Viana elogiou o compromisso do colegiado junto ao governo federal e ressaltou a importância da união e diálogo entre os parlamentares para dar visibilidade às pessoas que serão beneficiadas com as iniciativas idealizadas na MP.
— Temos o compromisso com a população de darmos celeridade aos trabalhos dessa comissão, porque o povo não aguenta esperar mais.

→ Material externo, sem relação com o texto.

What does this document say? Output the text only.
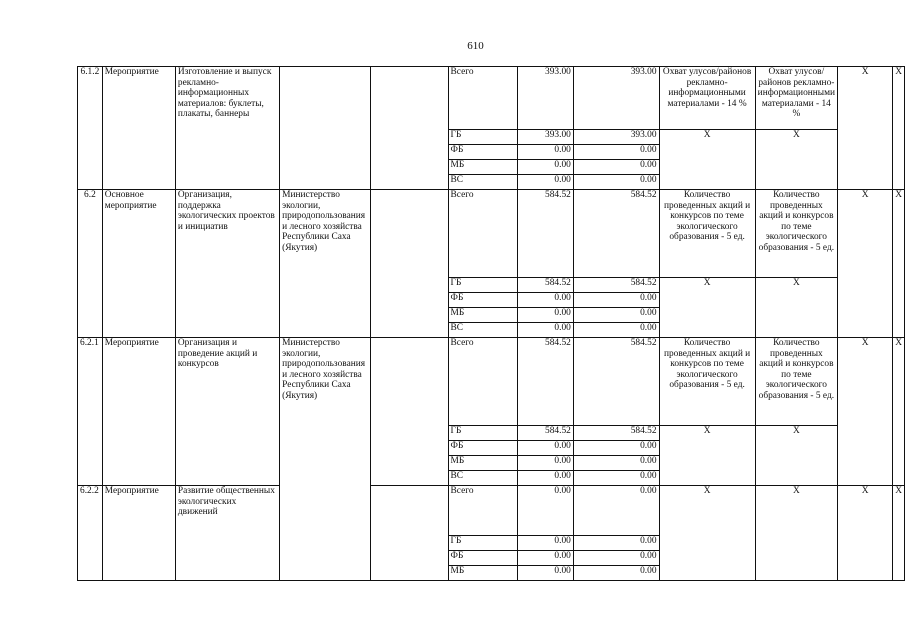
610
6.1.2	Мероприятие	Изготовление и выпуск рекламно-информационных материалов: буклеты, плакаты, баннеры			Всего	393.00	393.00	Охват улусов/районов рекламно-информационными материалами - 14 %	Охват улусов/районов рекламно-информационными материалами - 14 %	X	X
					ГБ	393.00	393.00	X	X		
					ФБ	0.00	0.00				
					МБ	0.00	0.00				
					ВС	0.00	0.00				
6.2	Основное мероприятие	Организация, поддержка экологических проектов и инициатив	Министерство экологии, природопользования и лесного хозяйства Республики Саха (Якутия)		Всего	584.52	584.52	Количество проведенных акций и конкурсов по теме экологического образования - 5 ед.	Количество проведенных акций и конкурсов по теме экологического образования - 5 ед.	X	X
					ГБ	584.52	584.52	X	X		
					ФБ	0.00	0.00				
					МБ	0.00	0.00				
					ВС	0.00	0.00				
6.2.1	Мероприятие	Организация и проведение акций и конкурсов	Министерство экологии, природопользования и лесного хозяйства Республики Саха (Якутия)		Всего	584.52	584.52	Количество проведенных акций и конкурсов по теме экологического образования - 5 ед.	Количество проведенных акций и конкурсов по теме экологического образования - 5 ед.	X	X
					ГБ	584.52	584.52	X	X		
					ФБ	0.00	0.00				
					МБ	0.00	0.00				
					ВС	0.00	0.00				
6.2.2	Мероприятие	Развитие общественных экологических движений			Всего	0.00	0.00	X	X	X	X
					ГБ	0.00	0.00				
					ФБ	0.00	0.00				
					МБ	0.00	0.00				
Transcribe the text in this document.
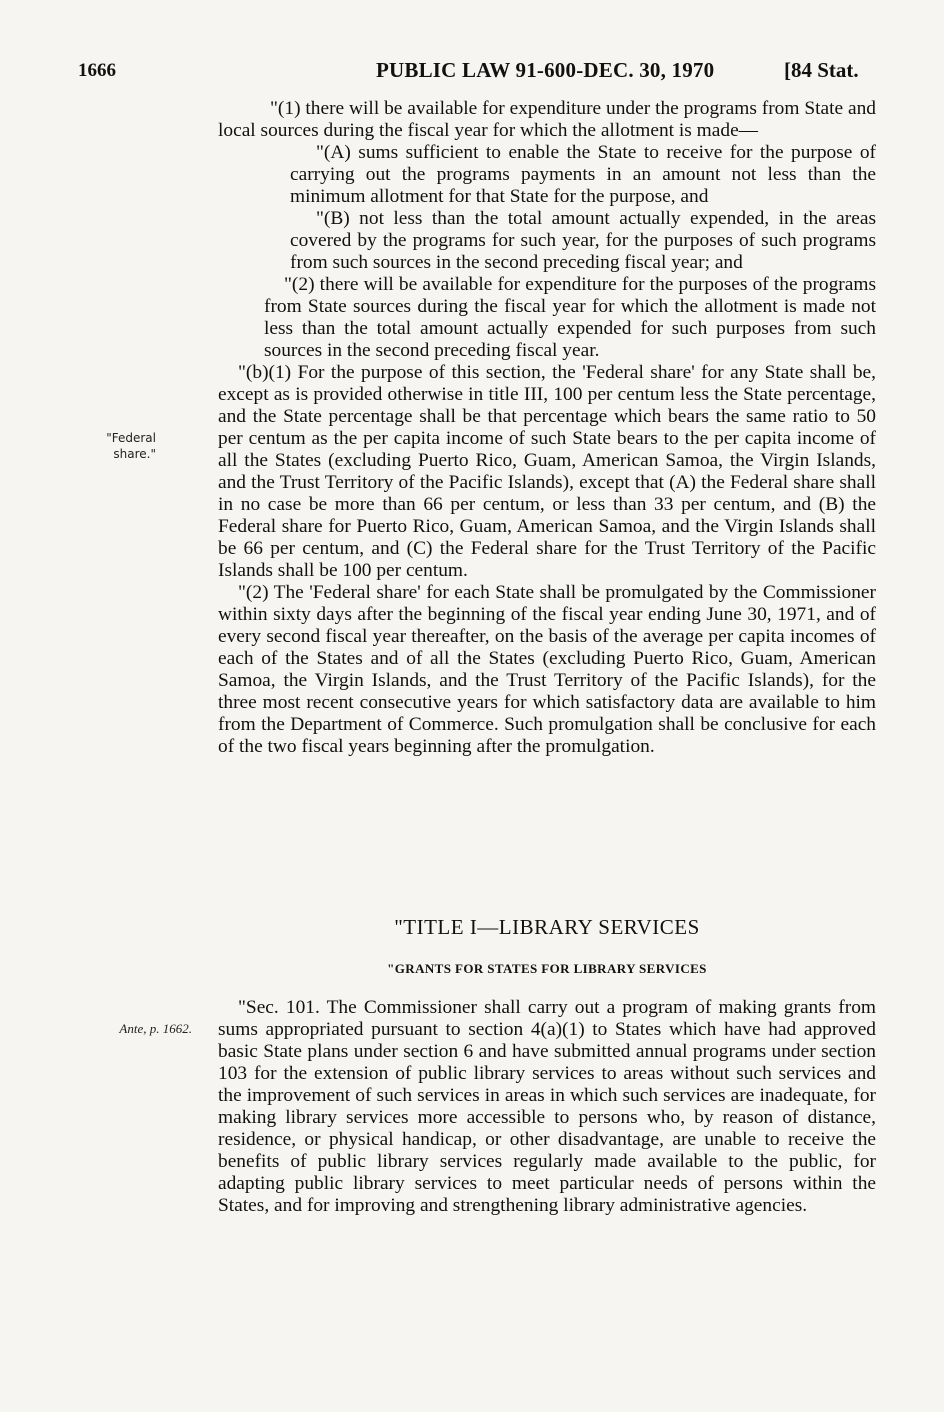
1666	PUBLIC LAW 91-600-DEC. 30, 1970	[84 Stat.
"Federal share."
Ante, p. 1662.

"(1) there will be available for expenditure under the programs from State and local sources during the fiscal year for which the allotment is made—

"(A) sums sufficient to enable the State to receive for the purpose of carrying out the programs payments in an amount not less than the minimum allotment for that State for the purpose, and

"(B) not less than the total amount actually expended, in the areas covered by the programs for such year, for the purposes of such programs from such sources in the second preceding fiscal year; and

"(2) there will be available for expenditure for the purposes of the programs from State sources during the fiscal year for which the allotment is made not less than the total amount actually expended for such purposes from such sources in the second preceding fiscal year.

"(b)(1) For the purpose of this section, the 'Federal share' for any State shall be, except as is provided otherwise in title III, 100 per centum less the State percentage, and the State percentage shall be that percentage which bears the same ratio to 50 per centum as the per capita income of such State bears to the per capita income of all the States (excluding Puerto Rico, Guam, American Samoa, the Virgin Islands, and the Trust Territory of the Pacific Islands), except that (A) the Federal share shall in no case be more than 66 per centum, or less than 33 per centum, and (B) the Federal share for Puerto Rico, Guam, American Samoa, and the Virgin Islands shall be 66 per centum, and (C) the Federal share for the Trust Territory of the Pacific Islands shall be 100 per centum.

"(2) The 'Federal share' for each State shall be promulgated by the Commissioner within sixty days after the beginning of the fiscal year ending June 30, 1971, and of every second fiscal year thereafter, on the basis of the average per capita incomes of each of the States and of all the States (excluding Puerto Rico, Guam, American Samoa, the Virgin Islands, and the Trust Territory of the Pacific Islands), for the three most recent consecutive years for which satisfactory data are available to him from the Department of Commerce. Such promulgation shall be conclusive for each of the two fiscal years beginning after the promulgation.

"TITLE I—LIBRARY SERVICES
"GRANTS FOR STATES FOR LIBRARY SERVICES

"Sec. 101. The Commissioner shall carry out a program of making grants from sums appropriated pursuant to section 4(a)(1) to States which have had approved basic State plans under section 6 and have submitted annual programs under section 103 for the extension of public library services to areas without such services and the improvement of such services in areas in which such services are inadequate, for making library services more accessible to persons who, by reason of distance, residence, or physical handicap, or other disadvantage, are unable to receive the benefits of public library services regularly made available to the public, for adapting public library services to meet particular needs of persons within the States, and for improving and strengthening library administrative agencies.
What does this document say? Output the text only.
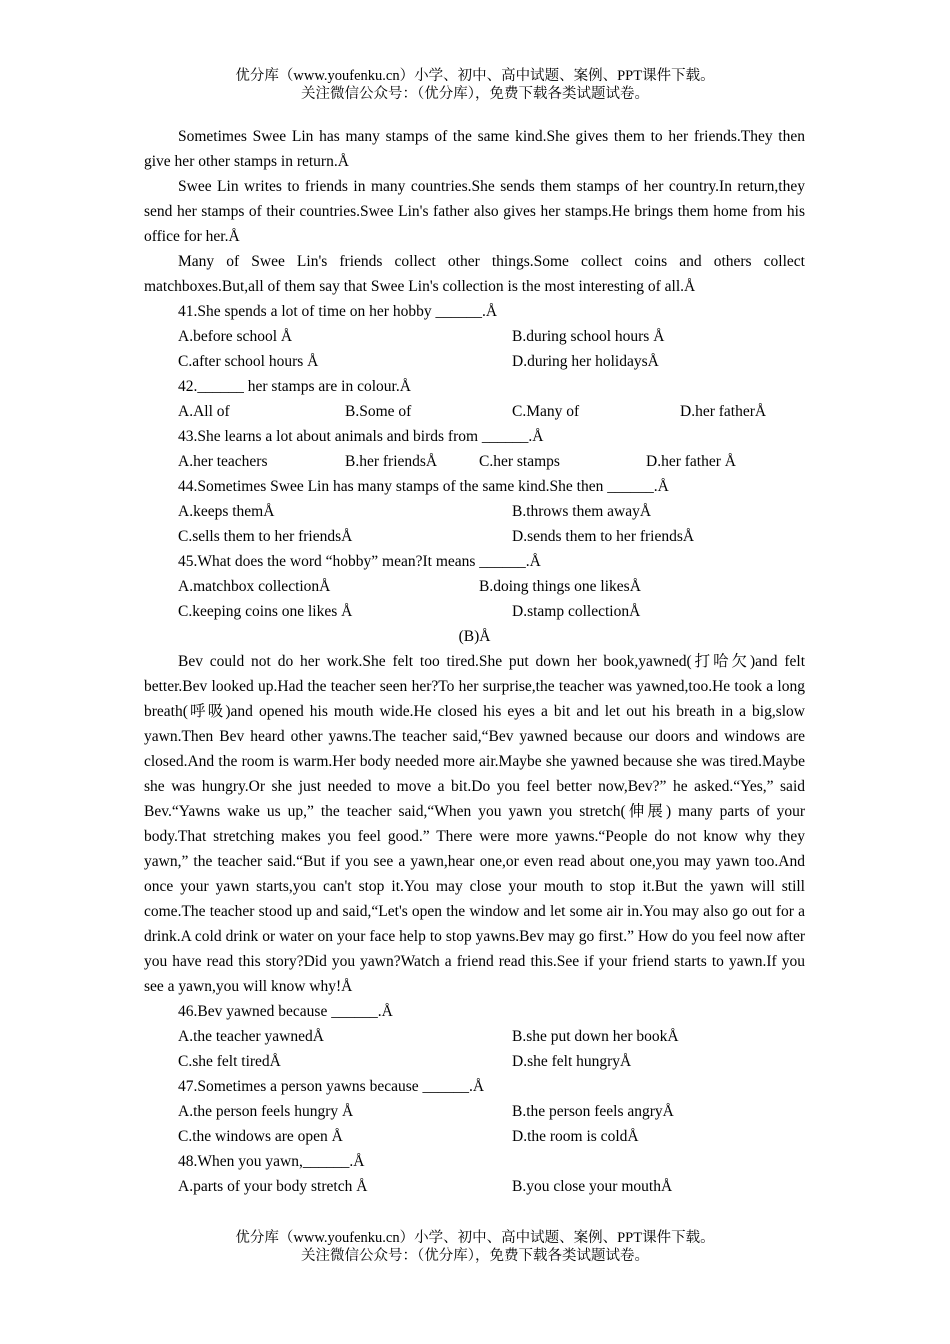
优分库（www.youfenku.cn）小学、初中、高中试题、案例、PPT课件下载。
关注微信公众号：（优分库），免费下载各类试题试卷。

Sometimes Swee Lin has many stamps of the same kind.She gives them to her friends.They then give her other stamps in return.Å

Swee Lin writes to friends in many countries.She sends them stamps of her country.In return,they send her stamps of their countries.Swee Lin's father also gives her stamps.He brings them home from his office for her.Å

Many of Swee Lin's friends collect other things.Some collect coins and others collect matchboxes.But,all of them say that Swee Lin's collection is the most interesting of all.Å

41.She spends a lot of time on her hobby ______.Å
A.before school Å	B.during school hours Å
C.after school hours Å	D.during her holidaysÅ
42.______ her stamps are in colour.Å
A.All of	B.Some of	C.Many of	D.her fatherÅ
43.She learns a lot about animals and birds from ______.Å
A.her teachers	B.her friendsÅ	C.her stamps	D.her father Å
44.Sometimes Swee Lin has many stamps of the same kind.She then ______.Å
A.keeps themÅ	B.throws them awayÅ
C.sells them to her friendsÅ	D.sends them to her friendsÅ
45.What does the word “hobby” mean?It means ______.Å
A.matchbox collectionÅ	B.doing things one likesÅ
C.keeping coins one likes Å	D.stamp collectionÅ
(B)Å

Bev could not do her work.She felt too tired.She put down her book,yawned(打哈欠)and felt better.Bev looked up.Had the teacher seen her?To her surprise,the teacher was yawned,too.He took a long breath(呼吸)and opened his mouth wide.He closed his eyes a bit and let out his breath in a big,slow yawn.Then Bev heard other yawns.The teacher said,“Bev yawned because our doors and windows are closed.And the room is warm.Her body needed more air.Maybe she yawned because she was tired.Maybe she was hungry.Or she just needed to move a bit.Do you feel better now,Bev?” he asked.“Yes,” said Bev.“Yawns wake us up,” the teacher said,“When you yawn you stretch(伸展) many parts of your body.That stretching makes you feel good.” There were more yawns.“People do not know why they yawn,” the teacher said.“But if you see a yawn,hear one,or even read about one,you may yawn too.And once your yawn starts,you can't stop it.You may close your mouth to stop it.But the yawn will still come.The teacher stood up and said,“Let's open the window and let some air in.You may also go out for a drink.A cold drink or water on your face help to stop yawns.Bev may go first.” How do you feel now after you have read this story?Did you yawn?Watch a friend read this.See if your friend starts to yawn.If you see a yawn,you will know why!Å

46.Bev yawned because ______.Å
A.the teacher yawnedÅ	B.she put down her bookÅ
C.she felt tiredÅ	D.she felt hungryÅ
47.Sometimes a person yawns because ______.Å
A.the person feels hungry Å	B.the person feels angryÅ
C.the windows are open Å	D.the room is coldÅ
48.When you yawn,______.Å
A.parts of your body stretch Å	B.you close your mouthÅ
优分库（www.youfenku.cn）小学、初中、高中试题、案例、PPT课件下载。
关注微信公众号：（优分库），免费下载各类试题试卷。
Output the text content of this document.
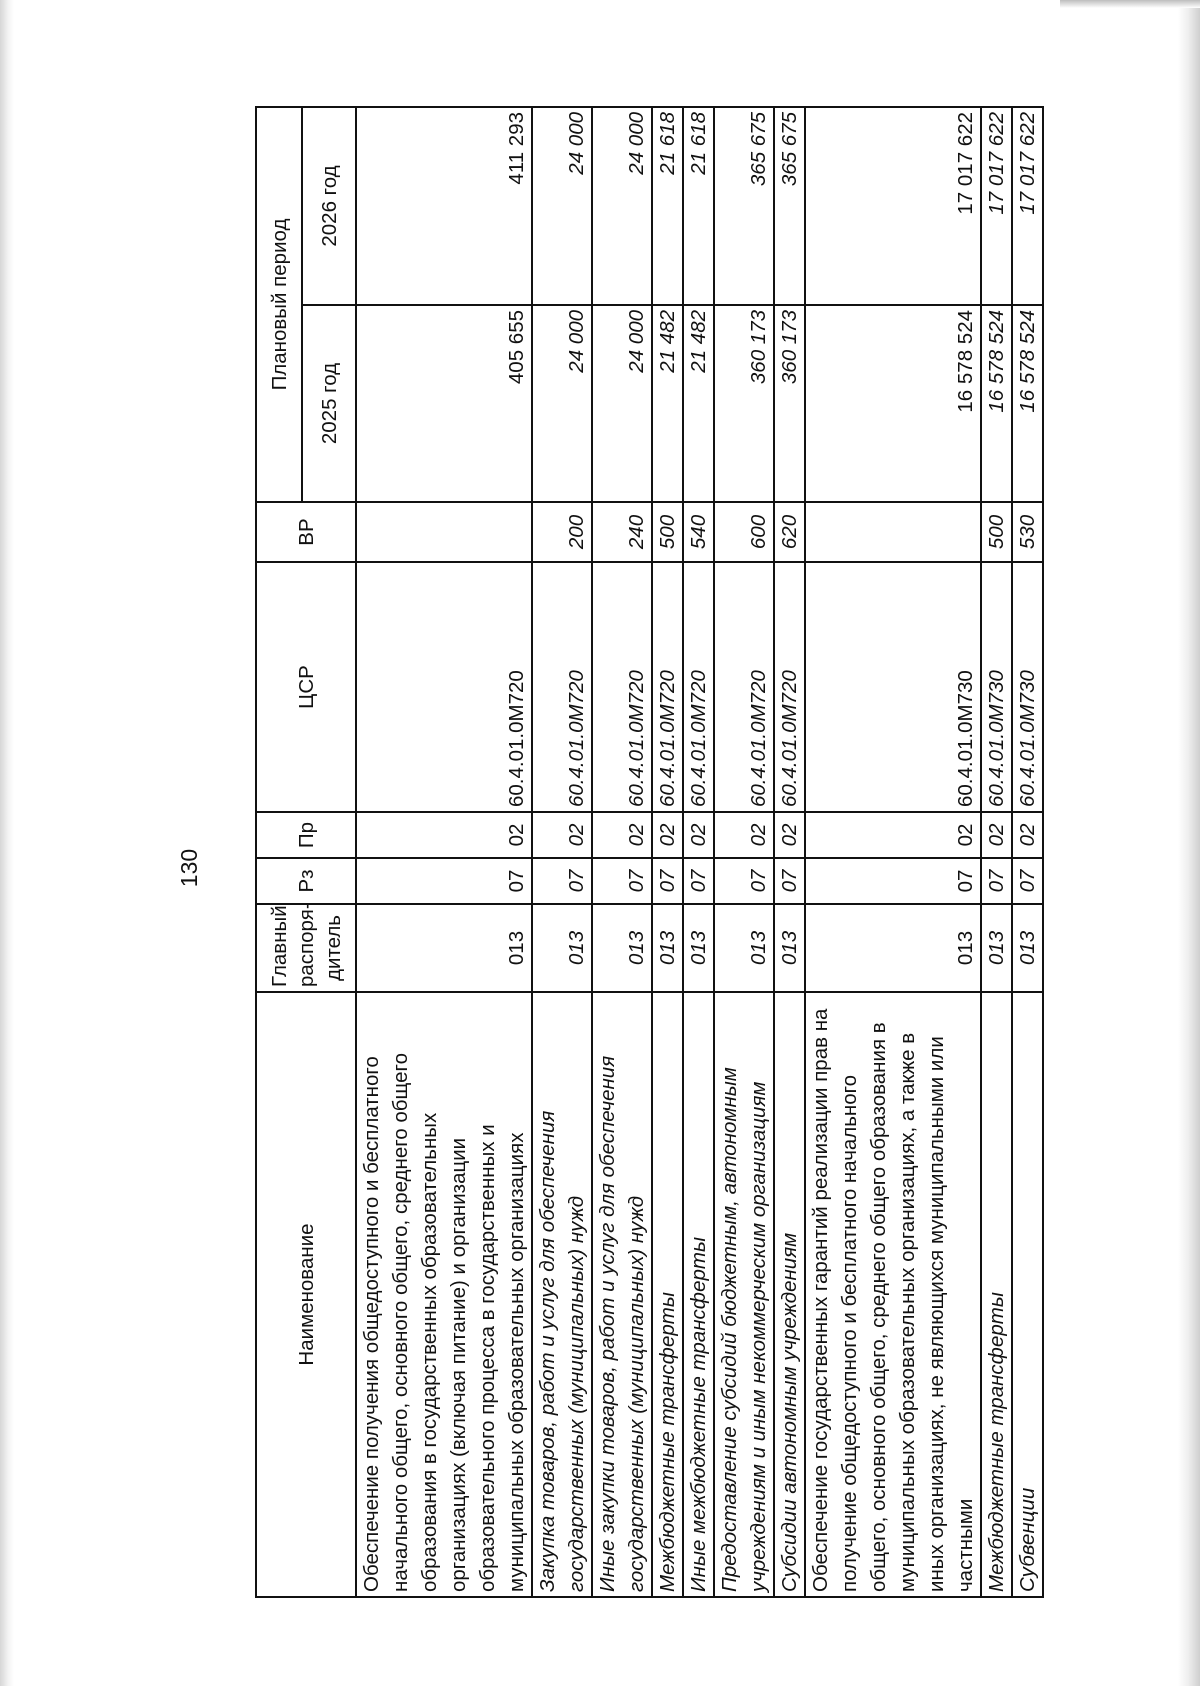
130
Наименование	Главный распоря-дитель	Рз	Пр	ЦСР	ВР	Плановый период	
						2025 год	2026 год
Обеспечение получения общедоступного и бесплатного начального общего, основного общего, среднего общего образования в государственных образовательных организациях (включая питание) и организации образовательного процесса в государственных и муниципальных образовательных организациях	013	07	02	60.4.01.0М720		405 655	411 293
Закупка товаров, работ и услуг для обеспечения государственных (муниципальных) нужд	013	07	02	60.4.01.0М720	200	24 000	24 000
Иные закупки товаров, работ и услуг для обеспечения государственных (муниципальных) нужд	013	07	02	60.4.01.0М720	240	24 000	24 000
Межбюджетные трансферты	013	07	02	60.4.01.0М720	500	21 482	21 618
Иные межбюджетные трансферты	013	07	02	60.4.01.0М720	540	21 482	21 618
Предоставление субсидий бюджетным, автономным учреждениям и иным некоммерческим организациям	013	07	02	60.4.01.0М720	600	360 173	365 675
Субсидии автономным учреждениям	013	07	02	60.4.01.0М720	620	360 173	365 675
Обеспечение государственных гарантий реализации прав на получение общедоступного и бесплатного начального общего, основного общего, среднего общего образования в муниципальных образовательных организациях, а также в иных организациях, не являющихся муниципальными или частными	013	07	02	60.4.01.0М730		16 578 524	17 017 622
Межбюджетные трансферты	013	07	02	60.4.01.0М730	500	16 578 524	17 017 622
Субвенции	013	07	02	60.4.01.0М730	530	16 578 524	17 017 622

Esta comissão não tratará apenas de regras administrativas ou de números estatísticos, mas de pessoas, de brasileiros e brasileiras que aguardam com angústia uma resposta do estado em momentos de maior vulnerabilidade — destacou o presidente.
Samuel Viana reafirmou, ainda, a garantia do amplo debate, do respeito às emendas dos parlamentares e do compromisso com o aprimoramento do texto, ouvindo técnicos especialistas, servidores e, sobretudo, a sociedade civil.
— O que se propõe aqui é devolver a agilidade ao sistema, preservar a confiança no serviço público e garantir, assim, a justiça social. Essa MP representa uma tentativa concreta de enfrentarmos um dos maiores gargalos da administração pública. Fila longa não é apenas um número, é tempo perdido de quem precisa de dignidade. Estamos falando de idosos que esperam pelo Benefício de Prestação Continuada (BPC), de pessoas com deficiência que aguardam a avaliação pericial, de trabalhadores que após anos de contribuição se veem desamparados por atrasos injustificáveis — concluiu.
MP 1.296/2025
Publicada em 15 de abril de 2025, a Medida Provisória visa reforçar a capacidade e agilizar a análise, avaliação e concessão de benefícios previdenciários e assistenciais através da criação do Programa de Gerenciamento de Benefícios (PGB).
Para sua execução, a MP prevê pagamentos extraordinários a profissionais: R$ 68 para o INSS (PEPGB-INSS) e R$ 75 para a perícia médica federal (PEPGB-PMF). A regulamentação da adesão, metas e limites de pagamento será feita em conjunto pelos ministérios da Previdência, da Gestão e da Casa Civil.
O programa terá duração de 12 meses, prorrogável uma única vez, sem ultrapassar 31 de dezembro de 2026.